One by one, we search through examples to pick fonts for our quotes, pull the heavy wooden cases from their storage and begin the painstaking process of finding and setting each letter.
We, beginners, are painfully slow, but Metzler tells us how people used to hold typesetting competitions to show off how quickly they could accomplish the task.
We proof our work individually before adding our quotes to the calendar. Metzler walks each of us through the process. We place our type, roll on ink, add paper, turn a crank to position it under the press and pull a lever to apply pressure.
We’re using a H. M. Caslon iron hand press and a Vandercook SP-20 to print our projects today.
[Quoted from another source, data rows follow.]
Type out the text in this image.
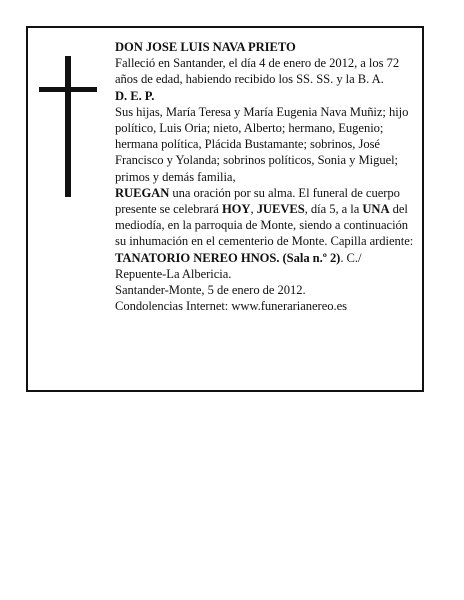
DON JOSE LUIS NAVA PRIETO

Falleció en Santander, el día 4 de enero de 2012, a los 72 años de edad, habiendo recibido los SS. SS. y la B. A.

D. E. P.

Sus hijas, María Teresa y María Eugenia Nava Muñiz; hijo político, Luis Oria; nieto, Alberto; hermano, Eugenio; hermana política, Plácida Bustamante; sobrinos, José Francisco y Yolanda; sobrinos políticos, Sonia y Miguel; primos y demás familia,

RUEGAN una oración por su alma. El funeral de cuerpo presente se celebrará HOY, JUEVES, día 5, a la UNA del mediodía, en la parroquia de Monte, siendo a continuación su inhumación en el cementerio de Monte. Capilla ardiente: TANATORIO NEREO HNOS. (Sala n.º 2). C./ Repuente-La Albericia.

Santander-Monte, 5 de enero de 2012.

Condolencias Internet: www.funerarianereo.es
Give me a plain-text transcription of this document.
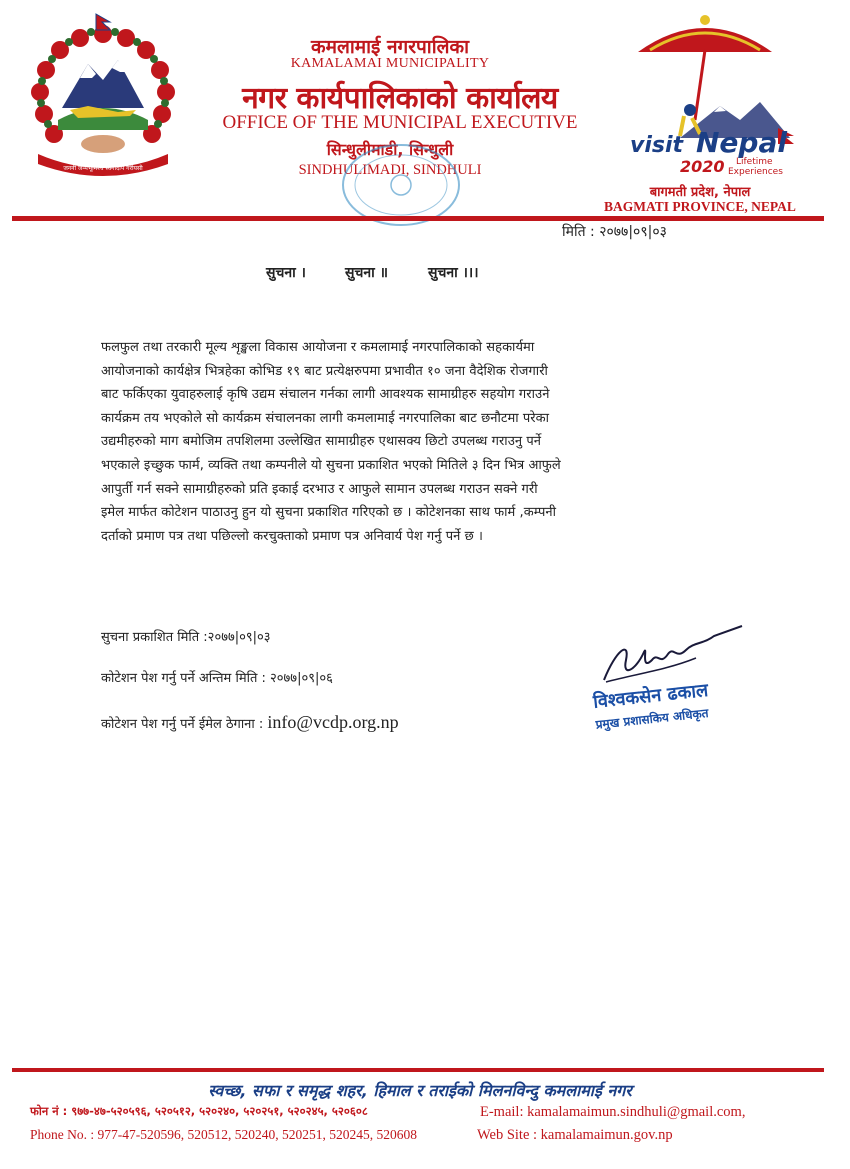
जननी जन्मभूमिश्च स्वर्गादपि गरीयसी
कमलामाई नगरपालिका
KAMALAMAI MUNICIPALITY
नगर कार्यपालिकाको कार्यालय
OFFICE OF THE MUNICIPAL EXECUTIVE
सिन्धुलीमाडी, सिन्धुली
SINDHULIMADI, SINDHULI
visit Nepal
2020 Lifetime
Experiences
बागमती प्रदेश, नेपाल
BAGMATI PROVINCE, NEPAL
मिति : २०७७|०९|०३
सुचना ।	सुचना ॥	सुचना ।।।
फलफुल तथा तरकारी मूल्य शृङ्खला विकास आयोजना र कमलामाई नगरपालिकाको सहकार्यमा
आयोजनाको कार्यक्षेत्र भित्रहेका कोभिड १९ बाट प्रत्येक्षरुपमा प्रभावीत १० जना वैदेशिक रोजगारी
बाट फर्किएका युवाहरुलाई कृषि उद्यम संचालन गर्नका लागी आवश्यक सामाग्रीहरु सहयोग गराउने
कार्यक्रम तय भएकोले सो कार्यक्रम संचालनका लागी कमलामाई नगरपालिका बाट छनौटमा परेका
उद्यमीहरुको माग बमोजिम तपशिलमा उल्लेखित सामाग्रीहरु एथासक्य छिटो उपलब्ध गराउनु पर्ने
भएकाले इच्छुक फार्म, व्यक्ति तथा कम्पनीले यो सुचना प्रकाशित भएको मितिले ३ दिन भित्र आफुले
आपुर्ती गर्न सक्ने सामाग्रीहरुको प्रति इकाई दरभाउ र आफुले सामान उपलब्ध गराउन सक्ने गरी
इमेल मार्फत कोटेशन पाठाउनु हुन यो सुचना प्रकाशित गरिएको छ । कोटेशनका साथ फार्म ,कम्पनी
दर्ताको प्रमाण पत्र तथा पछिल्लो करचुक्ताको प्रमाण पत्र अनिवार्य पेश गर्नु पर्ने छ ।
सुचना प्रकाशित मिति :२०७७|०९|०३
कोटेशन पेश गर्नु पर्ने अन्तिम मिति : २०७७|०९|०६
कोटेशन पेश गर्नु पर्ने ईमेल ठेगाना : info@vcdp.org.np
विश्वकसेन ढकाल
प्रमुख प्रशासकिय अधिकृत
स्वच्छ, सफा र समृद्ध शहर, हिमाल र तराईको मिलनविन्दु कमलामाई नगर
फोन नं : ९७७-४७-५२०५९६, ५२०५१२, ५२०२४०, ५२०२५१, ५२०२४५, ५२०६०८
Phone No. : 977-47-520596, 520512, 520240, 520251, 520245, 520608
E-mail: kamalamaimun.sindhuli@gmail.com,
Web Site : kamalamaimun.gov.np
Presses like these and other printing implements started disappearing as other methods of printing gained prominence.
“Printing companies were dumping all this stuff in the trash or melting the metal down, and fortunately a lot of people got smart and started saving it,” Metzler said. “I was able pick up some of it over the years.”
It’s harder to find printing materials now. When things break, Metzler said, they fix them themselves. There are, however, still a few people around making metal type.
“We just got some new stuff that was recently cast by a fellow in Massachusetts,” he said.
Having proofed each quote in the first press, we add our sections to the larger form and gather around to begin printing.
Excited to see the product of their labor, each participant takes a turn loading the paper, turning the crank and setting the calendars out to dry.
Then, together, we clean the type and presses. The cleaning fluid, stored in metal canisters, has a bright, sweet citrus scent.
“It doesn’t taste quite as good as it smells,” Metzler quips.
As we finish cleaning, I marvel at the product of our collective work. The smooth, indented surface of the inked parts and the crispness of the type against delicate paper is precious. Holding the physical product of a technique used upwards of 500 years, feeling its materiality, is an experience.
I now understand what Meltzer was trying to show us in the beginning, as we passed around a book printed with tiny, hand set type, and explained the care and time it would have taken for it to be created.
That’s not to say all the techniques used in the workshop are the stuff of history. Metzler even shows us a relief plate made from computer-originated text that can be used in the presses.
Even as it draws on techniques from years past, the work of the Book Arts Workshop is dedicated to making them accessible to the present day Dartmouth community, giving people a chance to feel and experience the processes of the art.
“We’re going to be doing ‘The Night Before Christmas’ before the holidays,” Metzler said. “Everyone will get to set a few lines, so if you’re into that, look out for dates.”